Best vs cheapest Pareto designs

The comparison below overlays the observed signal (coloured) on the ground-truth reference (grey) for the two extreme Pareto members:

Best vs cheapest

The best-RMSE design tracks every oscillation; the cheapest design misses the short-period modes entirely — exactly the trade-off the Pareto front quantifies.

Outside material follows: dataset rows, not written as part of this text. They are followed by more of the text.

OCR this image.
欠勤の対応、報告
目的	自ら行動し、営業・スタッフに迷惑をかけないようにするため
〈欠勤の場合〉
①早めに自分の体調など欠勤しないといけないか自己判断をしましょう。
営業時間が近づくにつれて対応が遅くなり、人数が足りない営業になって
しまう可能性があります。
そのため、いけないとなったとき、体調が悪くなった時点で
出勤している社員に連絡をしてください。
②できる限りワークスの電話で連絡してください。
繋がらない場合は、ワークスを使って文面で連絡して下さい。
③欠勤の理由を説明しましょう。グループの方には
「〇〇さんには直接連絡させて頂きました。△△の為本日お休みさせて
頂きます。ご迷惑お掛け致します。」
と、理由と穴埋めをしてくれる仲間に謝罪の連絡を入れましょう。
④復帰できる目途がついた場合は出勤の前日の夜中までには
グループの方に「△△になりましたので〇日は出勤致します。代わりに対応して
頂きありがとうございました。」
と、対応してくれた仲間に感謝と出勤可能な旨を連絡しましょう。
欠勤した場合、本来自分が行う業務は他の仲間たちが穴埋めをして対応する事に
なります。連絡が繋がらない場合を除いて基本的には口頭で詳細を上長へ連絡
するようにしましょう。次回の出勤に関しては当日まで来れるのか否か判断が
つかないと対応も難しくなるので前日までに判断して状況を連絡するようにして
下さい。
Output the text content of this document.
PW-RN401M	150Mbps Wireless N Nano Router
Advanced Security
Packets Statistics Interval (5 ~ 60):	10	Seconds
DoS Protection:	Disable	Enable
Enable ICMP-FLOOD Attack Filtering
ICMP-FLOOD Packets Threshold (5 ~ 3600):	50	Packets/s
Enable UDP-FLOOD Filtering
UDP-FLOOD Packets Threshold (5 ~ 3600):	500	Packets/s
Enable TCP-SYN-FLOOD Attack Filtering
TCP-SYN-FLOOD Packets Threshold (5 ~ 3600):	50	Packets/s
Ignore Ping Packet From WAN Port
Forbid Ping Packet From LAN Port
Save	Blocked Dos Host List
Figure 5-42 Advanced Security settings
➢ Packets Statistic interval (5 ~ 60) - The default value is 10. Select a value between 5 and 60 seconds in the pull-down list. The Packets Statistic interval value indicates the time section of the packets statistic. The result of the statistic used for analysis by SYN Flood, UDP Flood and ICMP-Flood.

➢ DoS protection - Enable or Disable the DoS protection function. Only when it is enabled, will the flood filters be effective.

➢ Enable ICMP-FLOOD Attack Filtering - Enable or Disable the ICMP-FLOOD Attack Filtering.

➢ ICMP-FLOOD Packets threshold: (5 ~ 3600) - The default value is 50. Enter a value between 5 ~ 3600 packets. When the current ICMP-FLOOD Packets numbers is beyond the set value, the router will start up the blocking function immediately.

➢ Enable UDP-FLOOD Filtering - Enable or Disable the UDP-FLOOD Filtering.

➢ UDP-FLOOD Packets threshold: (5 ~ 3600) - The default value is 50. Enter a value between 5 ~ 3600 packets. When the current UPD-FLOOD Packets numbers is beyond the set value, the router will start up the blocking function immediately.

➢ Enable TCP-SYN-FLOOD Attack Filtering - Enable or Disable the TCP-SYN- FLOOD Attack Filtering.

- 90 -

Pareto front scatter matrix

Pareto front

Each dot is one instrument configuration; highlighted points lie on the Pareto front. The RMSE–cost and fidelity–cost panels show the clear budget trade-off.

Parallel coordinates

Parallel coordinates

Every line is one design, coloured by Pareto membership. Front designs span from ultra-cheap to ultra-precise, with the mid-range configurations showing the sharpest cost-performance knee.

RMSE strip plot

RMSE strip plot

Scores split by Pareto membership. Most low-RMSE designs are on the front, while dominated designs cluster at higher error — confirming the front captures the best achievable accuracy at each cost level.

What to try next

  • Use build_grid(factors, method="lhs", n_samples=60) for a Latin hypercube over continuous factor bounds.
  • Wrap the sweep in a multi-phase Study — screen first with a coarse grid, then refine the promising region.
  • Add an Annotation for power consumption or maintenance cost from an external costing sheet.
  • Swap the brick-wall filter for a Butterworth via scipy.signal to study filter roll-off effects.